The difference in splicing mediated by the SspDnaE and NpuDnaE inteins (Figure 5) is explained by the addition of 20 amino acids at the C-terminus of N part. Excision of the N-part plays a primary role in the trans-splicing reaction, leading to a faster interaction due to the lower molecular weight. In contrast, the differences between Ava DnaE and Npu DnaE cannot be easily explained. The similar size of the N- and C-parts indicates that kinetic properties are determined not only by the size but also by more complex factors such as amino acid composition, their total charge and final conformation. Sequence alignment of ten DnaE inteins showed 100% similarity in the active domains and catalytic sites and a minute difference of several amino acids in the immediate environment. The most frequent substitutions are observed at positions N+25, 27, 35, 38, 52, 58, 64, and 76 in the N-part and C + 6, 14, 21, 22, 27, and 32 in the C-part, which can be used to further analyze the effect of mutations on the reaction kinetics. In addition, most of these positions were previously used (Stevens et al., 2016) to design Cfa-intein, which increased trans-splicing activity 2-fold. However, methods for improving intein trans-splicing are not limited to evolutionary mutagenesis, as confirmed by Xia H.F. and colleagues via molecular docking (Xia et al., 2022). Other computer modeling techniques, such as modeling the interaction dynamics of protein parts, can provide a lot of valuable information for future research.

In addition to the successful GFP assembly post-plasmid transfection, co-transduction of HEK293 and ARPE19 cell lines with AAV5 delivering GFP parts at 1 × 105 Vg/cell led to 51% and 53%, respectively, of GFP+ cells as a result of intein-mediated trans-splicing assembly as compared to 74% of GFP+ cells transduced with the positive control AAV5 delivering the full-length GFP (Figure 7). In other studies, the same inteins were tested in HEK293 cells post-AAV8 transduction (Tornabene et al., 2019; Esposito et al., 2022; Li et al., 2023), in ovarian cancer HeLa cells post-AAV8 transduction (Tornabene et al., 2019), in fibrosarcoma HT1080 cells post-AAV2 transduction (Ferreira et al., 2023), and in hepatocellular carcinoma HepG2 cells post-AAV8 transduction (Padula et al., 2022). Therefore, the successful intein-mediated assembly of the protein delivered by AAV5 co-transduction of HEK293 and ARPE19 cells is presented for the first time. The high level of transduction efficiency and splicing assembly in ARPE19 cells could be further used for developing cellular models of hereditary retinal diseases. However, as shown in Figure 7, the transduction efficiency of FbP13 primary fibroblasts with AAV5 was significantly lower: only 8% and 2.5% of cells were GFP+ after AAV-GFP or co-transduction and splicing of split GFP, respectively. Transduction with AAV serotype 6, however, could solve this problem if necessary, as previously reported (Larin et al., 2024).
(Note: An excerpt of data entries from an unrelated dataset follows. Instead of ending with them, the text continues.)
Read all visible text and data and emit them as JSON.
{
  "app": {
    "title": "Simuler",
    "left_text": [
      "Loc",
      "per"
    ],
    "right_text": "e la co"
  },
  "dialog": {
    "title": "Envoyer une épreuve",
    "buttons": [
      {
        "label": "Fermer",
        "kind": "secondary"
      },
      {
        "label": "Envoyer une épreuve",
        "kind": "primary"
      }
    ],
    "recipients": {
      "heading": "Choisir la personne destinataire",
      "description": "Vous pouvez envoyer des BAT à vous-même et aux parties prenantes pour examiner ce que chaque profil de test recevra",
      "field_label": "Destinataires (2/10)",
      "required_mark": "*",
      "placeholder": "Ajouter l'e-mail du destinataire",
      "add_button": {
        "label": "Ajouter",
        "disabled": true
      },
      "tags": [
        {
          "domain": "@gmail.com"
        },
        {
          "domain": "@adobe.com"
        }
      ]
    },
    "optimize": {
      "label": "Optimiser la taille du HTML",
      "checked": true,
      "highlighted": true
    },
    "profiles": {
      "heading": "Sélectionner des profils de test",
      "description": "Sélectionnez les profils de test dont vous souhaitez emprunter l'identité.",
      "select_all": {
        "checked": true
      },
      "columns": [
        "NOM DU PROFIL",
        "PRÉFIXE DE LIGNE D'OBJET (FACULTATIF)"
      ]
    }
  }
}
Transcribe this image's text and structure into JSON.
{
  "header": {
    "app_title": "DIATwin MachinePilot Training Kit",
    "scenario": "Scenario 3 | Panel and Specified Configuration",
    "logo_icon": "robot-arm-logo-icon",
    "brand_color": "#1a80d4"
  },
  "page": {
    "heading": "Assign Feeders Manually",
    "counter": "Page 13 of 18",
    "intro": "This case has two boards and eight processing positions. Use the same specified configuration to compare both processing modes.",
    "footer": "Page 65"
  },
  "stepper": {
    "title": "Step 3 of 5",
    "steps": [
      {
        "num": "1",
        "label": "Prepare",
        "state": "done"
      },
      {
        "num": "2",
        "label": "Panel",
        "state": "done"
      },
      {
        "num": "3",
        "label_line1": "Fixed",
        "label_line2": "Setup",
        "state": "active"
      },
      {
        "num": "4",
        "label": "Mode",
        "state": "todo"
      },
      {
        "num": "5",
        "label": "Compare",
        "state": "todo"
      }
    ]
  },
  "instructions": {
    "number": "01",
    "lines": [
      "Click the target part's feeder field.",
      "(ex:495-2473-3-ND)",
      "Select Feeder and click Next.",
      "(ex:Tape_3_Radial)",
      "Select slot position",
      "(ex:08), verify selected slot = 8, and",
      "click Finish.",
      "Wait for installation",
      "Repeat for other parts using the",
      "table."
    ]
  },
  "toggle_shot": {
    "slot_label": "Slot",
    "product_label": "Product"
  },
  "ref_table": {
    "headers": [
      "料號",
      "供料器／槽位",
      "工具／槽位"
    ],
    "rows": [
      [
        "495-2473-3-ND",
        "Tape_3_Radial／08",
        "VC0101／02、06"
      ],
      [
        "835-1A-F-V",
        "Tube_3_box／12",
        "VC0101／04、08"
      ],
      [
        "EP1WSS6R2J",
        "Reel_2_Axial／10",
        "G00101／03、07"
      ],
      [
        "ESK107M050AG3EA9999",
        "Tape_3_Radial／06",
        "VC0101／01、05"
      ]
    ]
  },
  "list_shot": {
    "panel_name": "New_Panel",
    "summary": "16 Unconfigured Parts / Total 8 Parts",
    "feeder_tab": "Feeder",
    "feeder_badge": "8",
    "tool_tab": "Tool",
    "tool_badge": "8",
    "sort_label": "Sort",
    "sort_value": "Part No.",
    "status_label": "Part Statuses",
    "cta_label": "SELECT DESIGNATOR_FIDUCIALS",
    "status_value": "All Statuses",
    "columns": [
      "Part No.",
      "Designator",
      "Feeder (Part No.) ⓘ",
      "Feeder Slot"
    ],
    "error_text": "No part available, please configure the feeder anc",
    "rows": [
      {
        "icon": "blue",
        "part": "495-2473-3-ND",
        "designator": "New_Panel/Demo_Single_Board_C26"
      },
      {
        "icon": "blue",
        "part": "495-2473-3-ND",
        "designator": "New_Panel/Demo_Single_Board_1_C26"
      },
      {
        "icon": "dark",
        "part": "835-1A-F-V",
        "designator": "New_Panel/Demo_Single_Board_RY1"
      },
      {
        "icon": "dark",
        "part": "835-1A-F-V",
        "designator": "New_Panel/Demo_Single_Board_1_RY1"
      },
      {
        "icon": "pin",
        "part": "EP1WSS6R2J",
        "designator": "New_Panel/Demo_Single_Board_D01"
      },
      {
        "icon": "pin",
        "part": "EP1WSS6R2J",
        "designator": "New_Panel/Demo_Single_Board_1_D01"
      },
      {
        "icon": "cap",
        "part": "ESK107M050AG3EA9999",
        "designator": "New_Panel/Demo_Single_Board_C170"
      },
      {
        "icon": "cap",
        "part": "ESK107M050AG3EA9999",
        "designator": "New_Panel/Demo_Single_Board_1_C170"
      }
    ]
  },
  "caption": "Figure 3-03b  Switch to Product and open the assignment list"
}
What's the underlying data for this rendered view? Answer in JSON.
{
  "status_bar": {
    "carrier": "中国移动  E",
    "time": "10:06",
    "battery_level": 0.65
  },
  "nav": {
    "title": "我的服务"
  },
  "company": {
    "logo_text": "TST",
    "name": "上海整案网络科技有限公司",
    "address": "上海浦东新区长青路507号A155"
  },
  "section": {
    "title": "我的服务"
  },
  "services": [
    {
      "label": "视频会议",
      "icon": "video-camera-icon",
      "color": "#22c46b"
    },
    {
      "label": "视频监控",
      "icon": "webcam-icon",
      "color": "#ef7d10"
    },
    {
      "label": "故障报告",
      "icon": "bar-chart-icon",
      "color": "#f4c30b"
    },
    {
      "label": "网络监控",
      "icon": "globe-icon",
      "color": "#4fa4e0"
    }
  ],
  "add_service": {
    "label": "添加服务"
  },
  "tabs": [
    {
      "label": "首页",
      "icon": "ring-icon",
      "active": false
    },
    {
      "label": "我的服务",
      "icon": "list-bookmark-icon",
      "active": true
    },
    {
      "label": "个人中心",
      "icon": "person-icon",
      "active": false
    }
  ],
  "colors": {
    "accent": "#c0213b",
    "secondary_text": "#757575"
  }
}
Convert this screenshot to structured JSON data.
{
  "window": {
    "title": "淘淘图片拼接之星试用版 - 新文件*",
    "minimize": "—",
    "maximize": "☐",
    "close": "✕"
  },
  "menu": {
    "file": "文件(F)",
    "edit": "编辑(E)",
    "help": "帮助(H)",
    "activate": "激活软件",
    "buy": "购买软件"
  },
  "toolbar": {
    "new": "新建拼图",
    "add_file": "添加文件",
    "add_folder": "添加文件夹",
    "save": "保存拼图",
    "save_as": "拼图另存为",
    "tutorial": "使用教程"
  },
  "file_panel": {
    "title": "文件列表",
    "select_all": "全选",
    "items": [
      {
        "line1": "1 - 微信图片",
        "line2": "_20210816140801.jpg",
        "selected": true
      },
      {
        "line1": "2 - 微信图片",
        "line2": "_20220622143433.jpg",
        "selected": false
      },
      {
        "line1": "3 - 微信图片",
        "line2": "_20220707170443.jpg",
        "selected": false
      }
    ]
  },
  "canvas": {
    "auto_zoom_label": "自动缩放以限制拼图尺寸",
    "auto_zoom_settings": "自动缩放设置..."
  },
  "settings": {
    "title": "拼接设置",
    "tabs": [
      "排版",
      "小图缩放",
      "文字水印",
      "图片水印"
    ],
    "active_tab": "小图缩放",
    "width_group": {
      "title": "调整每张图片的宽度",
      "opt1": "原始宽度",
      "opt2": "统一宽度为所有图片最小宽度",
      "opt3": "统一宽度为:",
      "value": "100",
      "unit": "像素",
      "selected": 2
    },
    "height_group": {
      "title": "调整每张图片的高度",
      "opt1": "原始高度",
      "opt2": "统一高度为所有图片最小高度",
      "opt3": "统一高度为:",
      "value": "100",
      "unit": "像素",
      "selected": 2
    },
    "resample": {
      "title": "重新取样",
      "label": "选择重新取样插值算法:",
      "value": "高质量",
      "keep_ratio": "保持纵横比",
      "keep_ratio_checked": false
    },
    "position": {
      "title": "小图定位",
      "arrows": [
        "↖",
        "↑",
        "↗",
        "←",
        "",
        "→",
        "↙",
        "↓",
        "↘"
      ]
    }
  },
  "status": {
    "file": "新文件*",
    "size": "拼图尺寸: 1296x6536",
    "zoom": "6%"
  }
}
Efficiency of viral transduction can be improved by optimizing viral doses or by specific capsid modification, which improves the interaction with target cell receptors, as was demonstrated previously (Khabou et al., 2016; Chatterjee et al., 2022; Gurtsieva et al., 2024). It is worth remembering that each virus preparation has its own dose response curve, which depends on the ratio of empty to full capsids, time, and storage conditions. Six increasing doses were used to determine the optimal amount of virus (Supplementary Figure S4). Cytometry analysis showed that the saturation point was achieved at 1 × 105 Vg/cell, resulting in 78% of GFP+ cells. Similar results were demonstrated by Ferreira and colleagues (2022) using AAV2 with the NpuDnaE intein on the HT1080 cancer line. In this study, the low dose of 4 × 104 Vg/cell was only effective for transduction of fibrosarcoma cells, resulting in 95% of GFP+ cells; however, it is worth mentioning that cancer cells are more susceptible to viruses, which lowers the effective dose sometimes by several orders of magnitude. Similar results were obtained in this study in non-cancerous HEK293 cells with AAV5 and NpuDnaE inteins.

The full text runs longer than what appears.